Rząd serbski zauważył, że po takich oświadczeniach z Brukseli Unia Europejska z definicji musi podjąć decyzję o wycofaniu uznania niepodległości Kosowa. Premier Serbii Ana Brnabic poinformowała, że rząd wraz z prezydentem Aleksandarem Vuciciem wyśle list do Komisji Europejskiej w sprawie stanowiska KE w sprawie porównania Katalonii i Kosowa.
Tymczasem serbski minister spraw zagranicznych Ivica Dacic zauważył, że uznając działania Katalonii za jednostronne, Komisja Europejska faktycznie uznaje bezprawność prób oddzielenia Kosowa od Serbii. Zdaniem Dacica KE zdaje się zapominać, że Unia Europejska uznała niepodległość Kosowa nawet bez przeprowadzenia na tym terenie plebiscytu.

Dakiczny:
Kiedy mówimy, co z sytuacją z Katalonii i Kosowem, odpowiadamy: Katalonia jest częścią Hiszpanii, która z kolei jest członkiem Unii Europejskiej. A jak to rozumieć? Co to znaczy? Jeśli kraj nie jest członkiem Unii Europejskiej, czy można go podzielić na części?

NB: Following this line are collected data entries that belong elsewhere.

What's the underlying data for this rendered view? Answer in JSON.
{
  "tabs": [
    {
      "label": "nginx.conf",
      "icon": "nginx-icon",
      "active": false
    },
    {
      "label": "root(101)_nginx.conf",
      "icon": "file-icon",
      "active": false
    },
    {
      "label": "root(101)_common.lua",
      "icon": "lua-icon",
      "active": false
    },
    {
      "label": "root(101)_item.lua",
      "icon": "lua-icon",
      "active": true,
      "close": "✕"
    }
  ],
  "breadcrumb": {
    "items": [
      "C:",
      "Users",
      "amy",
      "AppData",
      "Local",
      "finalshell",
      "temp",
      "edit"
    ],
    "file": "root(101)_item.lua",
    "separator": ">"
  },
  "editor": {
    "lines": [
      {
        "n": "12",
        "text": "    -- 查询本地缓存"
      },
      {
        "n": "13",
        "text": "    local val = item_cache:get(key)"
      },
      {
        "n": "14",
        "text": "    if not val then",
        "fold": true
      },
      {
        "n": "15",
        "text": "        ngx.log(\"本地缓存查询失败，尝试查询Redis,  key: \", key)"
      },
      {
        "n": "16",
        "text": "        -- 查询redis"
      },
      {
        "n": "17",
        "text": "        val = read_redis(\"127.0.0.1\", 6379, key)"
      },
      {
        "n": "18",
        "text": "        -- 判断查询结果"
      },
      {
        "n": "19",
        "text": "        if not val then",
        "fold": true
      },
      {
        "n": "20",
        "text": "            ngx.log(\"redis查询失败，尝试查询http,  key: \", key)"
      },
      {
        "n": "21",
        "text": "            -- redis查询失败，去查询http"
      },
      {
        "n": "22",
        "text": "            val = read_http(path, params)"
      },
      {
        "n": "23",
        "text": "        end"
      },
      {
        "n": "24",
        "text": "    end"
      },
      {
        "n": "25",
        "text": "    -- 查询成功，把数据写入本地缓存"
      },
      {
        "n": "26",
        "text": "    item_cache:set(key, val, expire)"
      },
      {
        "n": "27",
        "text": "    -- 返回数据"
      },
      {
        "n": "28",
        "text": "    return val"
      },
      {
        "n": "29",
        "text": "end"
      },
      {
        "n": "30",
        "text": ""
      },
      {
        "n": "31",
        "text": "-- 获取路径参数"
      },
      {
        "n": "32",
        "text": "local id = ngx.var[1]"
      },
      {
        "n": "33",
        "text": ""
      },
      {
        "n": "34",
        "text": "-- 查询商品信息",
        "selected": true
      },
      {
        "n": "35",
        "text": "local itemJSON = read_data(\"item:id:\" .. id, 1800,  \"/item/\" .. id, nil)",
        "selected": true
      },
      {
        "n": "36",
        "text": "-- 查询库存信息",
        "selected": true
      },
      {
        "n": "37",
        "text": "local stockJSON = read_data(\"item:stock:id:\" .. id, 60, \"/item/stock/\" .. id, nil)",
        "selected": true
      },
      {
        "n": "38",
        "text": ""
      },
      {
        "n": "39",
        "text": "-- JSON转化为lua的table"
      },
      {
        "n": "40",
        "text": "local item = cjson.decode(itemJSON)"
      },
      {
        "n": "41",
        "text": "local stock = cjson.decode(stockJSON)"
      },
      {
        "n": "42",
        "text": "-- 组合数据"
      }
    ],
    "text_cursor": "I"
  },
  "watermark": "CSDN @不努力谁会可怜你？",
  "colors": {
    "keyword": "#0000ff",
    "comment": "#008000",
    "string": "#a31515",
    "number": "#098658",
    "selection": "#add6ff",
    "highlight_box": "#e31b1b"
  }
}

A oto oświadczenie Anny Brnabic:
Ujmijmy to w ten sposób: jeśli nie ma suwerenności Katalonii, to nie ma też suwerenności Kosowa.
Jak widać, oficjalny Belgrad stara się wskazać Unii Europejskiej podwójne standardy, w które uwikłała się sama UE. Jednak UE wyraźnie będzie nadal ignorować roszczenia Serbii, kierując się wyłącznie interesami tych, którzy dziś są panami Europy.